Creating Choropleth Maps

For this tutorial, we’ll be looking at some eviction data aggregated at the county level for the state of Florida. These data come from the Eviction Lab, which is led by Matthew Desmond. As always, it is helpful to review the data dictionary. If you want more detail about any of the variables, I encourage you to review the full Methodology Report.

By the end of the tutorial, we’ll have produced an interactive map about eviction rates in Florida that looks like this:

Pre-Analysis

Load the data

The first step is to read in the data that we’d like to map. We’ll start by using county-level evictions data for all U.S. states. Like before, we’ll use the readr::read_csv() function and make sure it imported correctly with the head() function:

library(tidyverse)

## ── Attaching packages ─────────────────────────────────────────── tidyverse 1.2.1 ──

## ✔ ggplot2 3.2.0     ✔ purrr   0.3.2
## ✔ tibble  2.1.3     ✔ dplyr   0.8.3
## ✔ tidyr   0.8.3     ✔ stringr 1.4.0
## ✔ readr   1.3.1     ✔ forcats 0.4.0

## ── Conflicts ────────────────────────────────────────────── tidyverse_conflicts() ──
## ✖ dplyr::filter() masks stats::filter()
## ✖ dplyr::lag()    masks stats::lag()

us_counties <- read_csv("http://projects.rodrigozamith.com/datastorytelling/data/evictions_us_counties.csv")
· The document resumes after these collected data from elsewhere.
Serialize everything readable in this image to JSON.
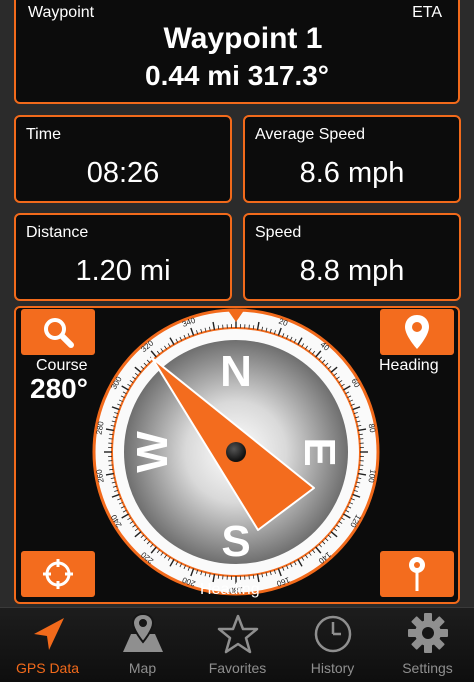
{
  "waypoint": {
    "label": "Waypoint",
    "eta_label": "ETA",
    "name": "Waypoint 1",
    "distance_bearing": "0.44 mi 317.3°"
  },
  "time": {
    "label": "Time",
    "value": "08:26"
  },
  "average_speed": {
    "label": "Average Speed",
    "value": "8.6 mph"
  },
  "distance": {
    "label": "Distance",
    "value": "1.20 mi"
  },
  "speed": {
    "label": "Speed",
    "value": "8.8 mph"
  },
  "compass": {
    "course_label": "Course",
    "course_value": "280°",
    "heading_label": "Heading",
    "bottom_heading_label": "Heading",
    "cardinal": {
      "n": "N",
      "e": "E",
      "s": "S",
      "w": "W"
    },
    "needle_bearing_deg": 317.3,
    "ticks": [
      "0",
      "10",
      "20",
      "30",
      "40",
      "50",
      "60",
      "70",
      "80",
      "90",
      "100",
      "110",
      "120",
      "130",
      "140",
      "150",
      "160",
      "170",
      "180",
      "190",
      "200",
      "210",
      "220",
      "230",
      "240",
      "250",
      "260",
      "270",
      "280",
      "290",
      "300",
      "310",
      "320",
      "330",
      "340",
      "350"
    ]
  },
  "tabs": [
    {
      "label": "GPS Data",
      "icon": "location-arrow-icon",
      "active": true
    },
    {
      "label": "Map",
      "icon": "map-icon",
      "active": false
    },
    {
      "label": "Favorites",
      "icon": "star-icon",
      "active": false
    },
    {
      "label": "History",
      "icon": "clock-icon",
      "active": false
    },
    {
      "label": "Settings",
      "icon": "gear-icon",
      "active": false
    }
  ],
  "colors": {
    "accent": "#f26a1b",
    "panel": "#0c0c0c",
    "background": "#2b2b2b",
    "tab_inactive": "#8f8f8f"
  }
}
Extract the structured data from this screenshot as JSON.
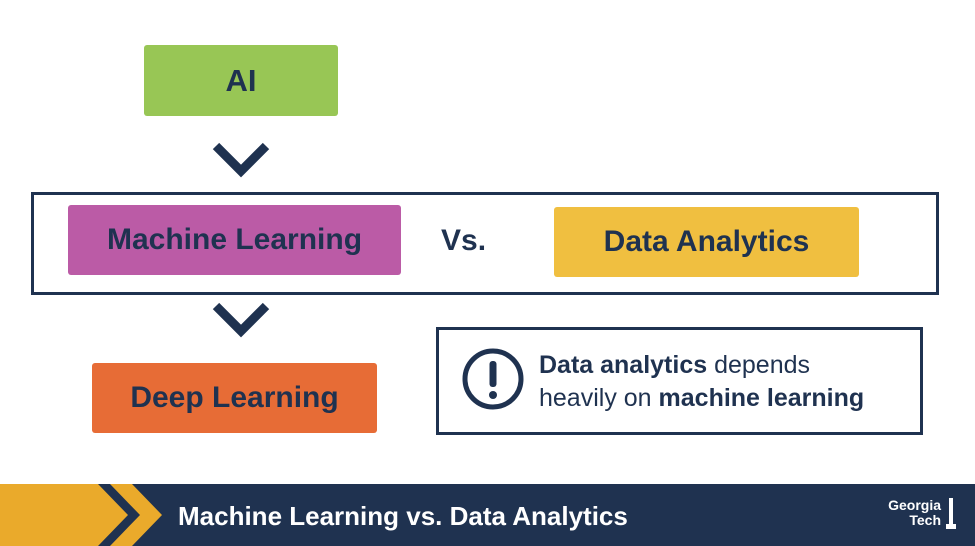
{
  "diagram": {
    "top_node": "AI",
    "middle_left_node": "Machine Learning",
    "comparison_word": "Vs.",
    "middle_right_node": "Data Analytics",
    "bottom_node": "Deep Learning"
  },
  "note": {
    "bold_1": "Data analytics",
    "text_1": " depends",
    "text_2": "heavily on ",
    "bold_2": "machine learning",
    "icon": "exclamation-circle-icon"
  },
  "footer": {
    "title": "Machine Learning vs. Data Analytics",
    "logo_line_1": "Georgia",
    "logo_line_2": "Tech"
  },
  "colors": {
    "navy": "#1f3250",
    "green": "#98c655",
    "magenta": "#bb5ba6",
    "gold": "#f0bf40",
    "orange": "#e76c36",
    "footer_chevron": "#eaaa2b"
  }
}
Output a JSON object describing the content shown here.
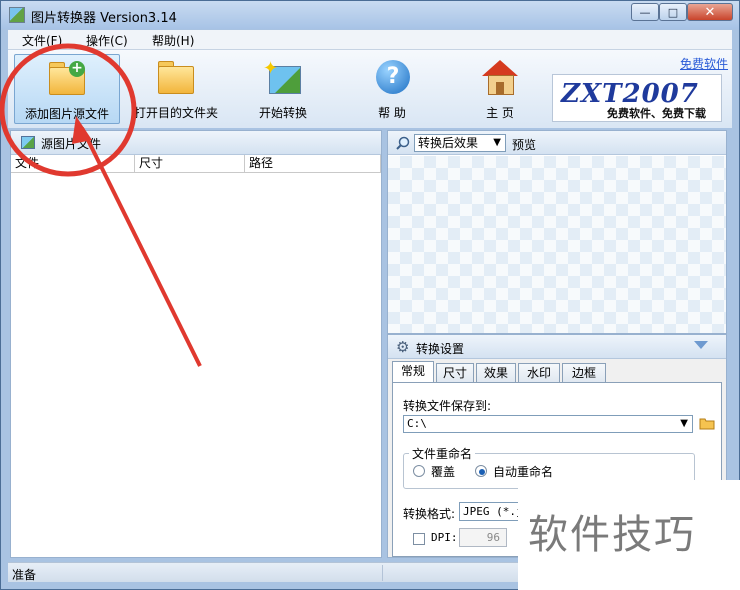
{
  "window": {
    "title": "图片转换器 Version3.14",
    "close_glyph": "✕",
    "min_glyph": "—",
    "max_glyph": "□"
  },
  "menu": {
    "items": [
      "文件(F)",
      "操作(C)",
      "帮助(H)"
    ]
  },
  "toolbar": {
    "add_source": "添加图片源文件",
    "open_folder": "打开目的文件夹",
    "start_convert": "开始转换",
    "help": "帮 助",
    "home": "主 页"
  },
  "logo": {
    "link_text": "免费软件",
    "main": "ZXT2007",
    "sub": "免费软件、免费下载"
  },
  "left_panel": {
    "title": "源图片文件",
    "columns": [
      "文件",
      "尺寸",
      "路径"
    ]
  },
  "preview": {
    "effect_select_value": "转换后效果",
    "label": "预览"
  },
  "settings": {
    "title": "转换设置",
    "tabs": [
      "常规",
      "尺寸",
      "效果",
      "水印",
      "边框"
    ],
    "active_tab": "常规",
    "save_to_label": "转换文件保存到:",
    "save_path": "C:\\",
    "rename_group_label": "文件重命名",
    "rename_options": [
      "覆盖",
      "自动重命名"
    ],
    "rename_selected": "自动重命名",
    "format_label": "转换格式:",
    "format_value": "JPEG (*.jpg)",
    "dpi_label": "DPI:",
    "dpi_value": "96"
  },
  "status": {
    "text": "准备"
  },
  "watermark": {
    "text": "软件技巧"
  },
  "colors": {
    "annotation_red": "#e0392f",
    "title_bar": "#b8cfea",
    "link_blue": "#2a5bd7",
    "logo_blue": "#1f3a9c"
  }
}
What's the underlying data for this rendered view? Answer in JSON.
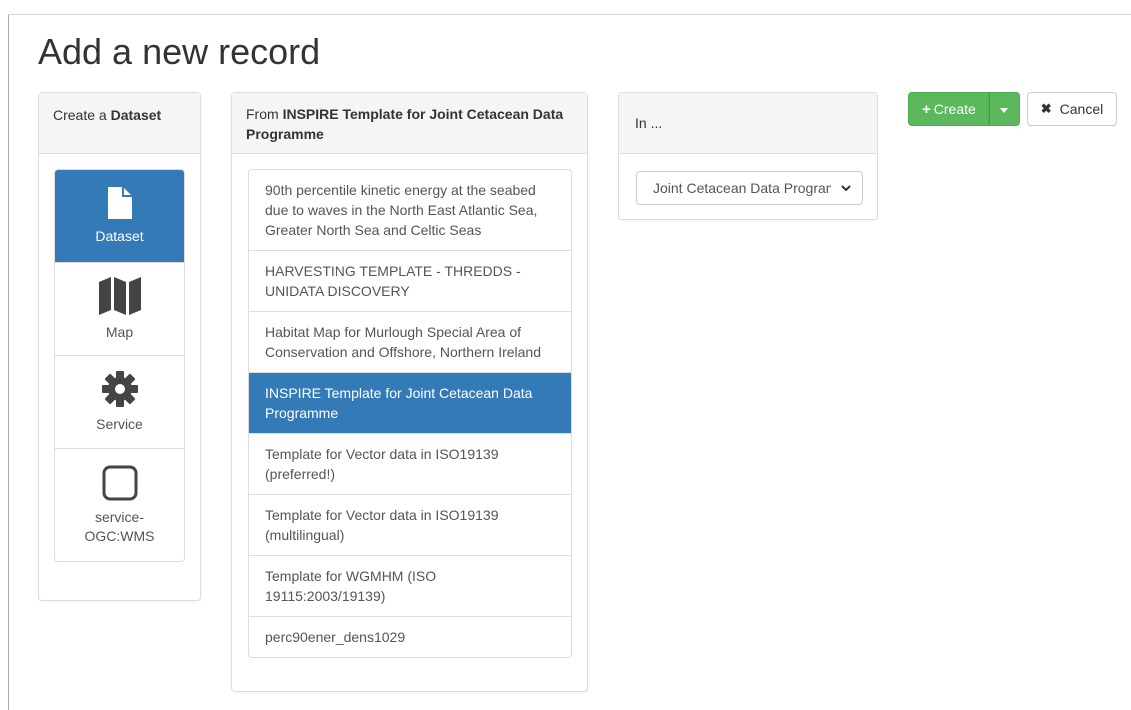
{
  "page": {
    "title": "Add a new record"
  },
  "type_panel": {
    "heading_prefix": "Create a ",
    "heading_bold": "Dataset",
    "items": [
      {
        "label": "Dataset",
        "icon": "file-icon",
        "active": true
      },
      {
        "label": "Map",
        "icon": "map-icon",
        "active": false
      },
      {
        "label": "Service",
        "icon": "gear-icon",
        "active": false
      },
      {
        "label": "service-\nOGC:WMS",
        "icon": "square-icon",
        "active": false
      }
    ]
  },
  "template_panel": {
    "heading_prefix": "From ",
    "heading_bold": "INSPIRE Template for Joint Cetacean Data Programme",
    "items": [
      {
        "label": "90th percentile kinetic energy at the seabed due to waves in the North East Atlantic Sea, Greater North Sea and Celtic Seas",
        "active": false
      },
      {
        "label": "HARVESTING TEMPLATE - THREDDS - UNIDATA DISCOVERY",
        "active": false
      },
      {
        "label": "Habitat Map for Murlough Special Area of Conservation and Offshore, Northern Ireland",
        "active": false
      },
      {
        "label": "INSPIRE Template for Joint Cetacean Data Programme",
        "active": true
      },
      {
        "label": "Template for Vector data in ISO19139 (preferred!)",
        "active": false
      },
      {
        "label": "Template for Vector data in ISO19139 (multilingual)",
        "active": false
      },
      {
        "label": "Template for WGMHM (ISO 19115:2003/19139)",
        "active": false
      },
      {
        "label": "perc90ener_dens1029",
        "active": false
      }
    ]
  },
  "group_panel": {
    "heading": "In ...",
    "selected": "Joint Cetacean Data Programme"
  },
  "actions": {
    "create_label": "Create",
    "cancel_label": "Cancel"
  },
  "colors": {
    "primary": "#337ab7",
    "success": "#5cb85c"
  }
}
## Parsed with column specification:
## cols(
##   .default = col_double(),
##   GEOID = col_character(),
##   name = col_character(),
##   `parent-location` = col_character()
## )

## See spec(...) for full column specifications.

head(us_counties)

As a reminder, the tidyverse package loads readr, dplyr, and some of our other commonly used packages.

Getting the data we need

The first thing we’ll want to do is extract only the information we need for creating the map. While it can be harmless to include additional data, it can sometimes (a) confuse the software being used to create the chart; (b) make it unwieldy to select options using those software; and (c) exceed the dataset size limitations of the software, especially if you’re on a free tier.

The first thing we’ll do is to filter out all the states (parent-location) besides Florida, since that’s the focus of our visualization. We also just want data for the year 2016.

We can use the dplyr::filter() function to include only the observations (rows) we’re interested in. Since we’ll continue to work with these data, we’ll assign them to an object called fl_data.

fl_data <- us_counties %>%
  filter(`parent-location` == "Florida" & year == 2016)
fl_data

The second thing we’ll want to do is think ahead to all the variables we will need to draw geographical information from and to fill in our captions with (e.g., when hovering over areas of the map). Again, in the interest of reducing the size of our dataset (and reducing the likelihood of a problem with the third-party tools), we want to select just the variables that we need.

The first variable is GEOID. If you look at the data dictionary, you’ll see that GEOID corresponds to the location’s FIPS code. Briefly, FIPS is a standardized code used by the U.S. government to link together locations across datasets. When referring to counties, you’ll see a five-digit code like 12001. The first two digits (12) refer to the state, in this case Florida. The following three digits (001) refer to the county, in this case Alachua County.

The second to fourth variables are name (the county’s name), eviction-rate (the eviction rate, which we will use for shading), and evictions (the total number of evictions, which we’ll include in the information box when the user hovers over a county).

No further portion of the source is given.